DDO is a lot more expensive/grindy if you want most of the content and account options. That game makes it a little less painful with a reincarnation feature though, allowing you to replay the game with a new class (keeping your old equipment) and earning $5 to spend in their store while doing so. Most of their quest packs are super short. In LOTRO I think they’ve all lasted me several hours, even when I’ve skipped a majority of the area’s content.
Squee
2676
Well hell, that sounds like I should take another look at LotRO then. If I get interested I wouldn’t wanna miss that deal. Got the Steely Dan pack from the Humble Bundle too, so if I get in to it I (Possibly?) might be able to coast on that plus a one month subscription to get myself into expansion range.
Worth a look at least.
Might even grab that pack for one of my Dualboxing accounts. Is funny, I think I have owned Isengard since Pre-launch, but when playing the game I do not think I ever did any quests in the Isengard zones.
mok
2678
Let me translate your post for you:
- Through fire and water. From the lowest dungeon to the highest peak, I fought him, the Balrog of Morgoth. Until at last, I threw down my enemy and smote his ruin upon the mountainside. Darkness took me. And I strayed out of thought and time. Stars wheeled overhead and every day was as long as a life-age of the earth. But it was not the end. I felt life in me again.
I’ve got enough store points built up to buy this latest expansion without using real world $$$. Is the new content outside of the not-so-epic-sounding battles worth it?
instant0
2680
Yes. The countryside is as always fantastic looking (in areas). The stuttering is incredibly annoying (to me) but you’ll get by.
They changed the quest formula somewhat in that you’ll now get a “main quest” to follow for a while until you ‘unlock’ that area; Then you can do side-quests or continue the main quest to a new area.

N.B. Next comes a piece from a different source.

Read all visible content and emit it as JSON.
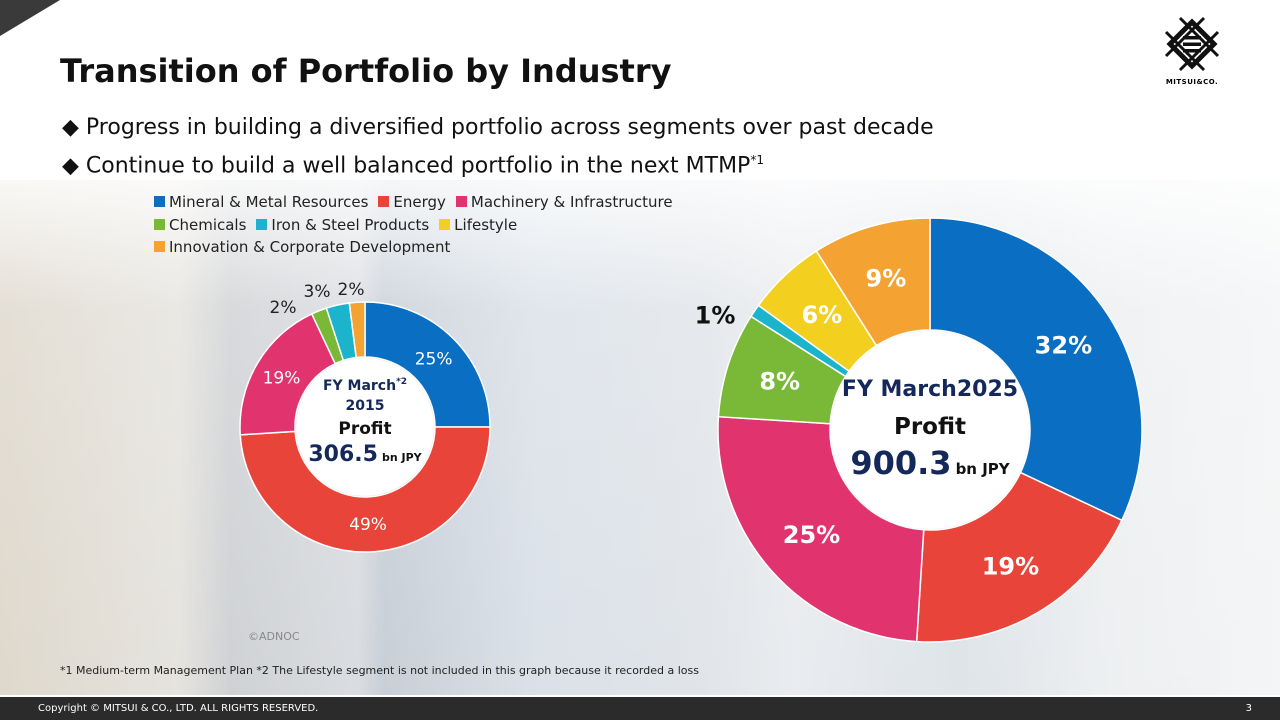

The first two Epic Battles weren’t anything to speak of, neither features nor graphics, but the 3rd one (When the wall has blown up – this is the siege of Moria you remember) looks really well - Even if it has the same mechanics, it feels more like a proper battle as you do not see all the enemies and the somewhat broken mechanic.
Sure - firing siege engines towards 10921092 orcs seem like a good idea – but you’ll only do damage to them when they are ‘activated’ - and the engines move incredibly slow when soloing.